We also attempted to code a script that would allow for object movement and recognition of contact of objects in order to see if the student completed the task correctly. We thought of a solution that would require for creation of Collider Bodies to detect proximity of wires and pins relative to each other; touching would be recognized as successful contact. Another challenge we ran into was how to use Ray Cast and draw wires from hole to hole of the breadboard. We looked up a tutorial and then got one of the companies to help us figure out what exactly they were doing in the tutorial. However, writing the code for that was harder than we thought. We do not have that much experience in OOP, so to try and use a Ray Cast and index through pixels was harder than we thought. We spent many hours trying to figure out the code, and in the end we just ran out of time.

Accomplishments that we're proud of

We figured out how to code in C#. We originally were going to use JavaScript, but we wanted a challenge and use an actual OOP language. We could have used packages to import all settings, but we wanted to focus on both the graphics and the logic behind this project. Instead of using packages, we started from scratch and had a lot of fun with learning about all that Unity has to offer.
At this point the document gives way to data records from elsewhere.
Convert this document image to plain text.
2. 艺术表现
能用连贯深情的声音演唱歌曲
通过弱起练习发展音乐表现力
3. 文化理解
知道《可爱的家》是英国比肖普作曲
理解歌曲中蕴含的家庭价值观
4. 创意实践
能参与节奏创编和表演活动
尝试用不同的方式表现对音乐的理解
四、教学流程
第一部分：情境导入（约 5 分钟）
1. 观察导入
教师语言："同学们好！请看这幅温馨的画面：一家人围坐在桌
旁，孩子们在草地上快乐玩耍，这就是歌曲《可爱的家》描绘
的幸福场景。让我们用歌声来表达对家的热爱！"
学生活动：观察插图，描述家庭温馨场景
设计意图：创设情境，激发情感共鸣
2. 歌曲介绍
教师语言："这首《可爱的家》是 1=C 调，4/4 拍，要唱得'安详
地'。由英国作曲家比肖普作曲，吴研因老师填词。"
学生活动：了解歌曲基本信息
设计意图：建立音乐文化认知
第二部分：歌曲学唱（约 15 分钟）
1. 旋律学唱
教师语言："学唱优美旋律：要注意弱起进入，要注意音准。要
We also figured out how to move the camera relative to an object in the project for later integration with movement of other objects. This involved testing for a while with the Xbox controller, instead of just looking at the screen.

What we learned

This was our first time using Unity and the Oculus Rift, and coding in C#. All of us had diverse previous experiences, but as a team we were able to put together what ever knowledge we had and support each other. Our goal was to learn the most we could and put together a really beautiful hack. What we actually learned was that there will always be challenges to overcome, but working in a team provides the mental and knowledge support greatly needed to succeed. We really liked how open the atmosphere was at CalHacks regarding help. At one point, we walked around and kept asking people if they knew Unity so they could help, and we learned that it is always okay to ask.

What's next for wires.

Our next immediate steps would be to both understand accurate and precise object movement and implement a solution for the Correctness Algorithm that would allow the user to move onto the end scene of a task.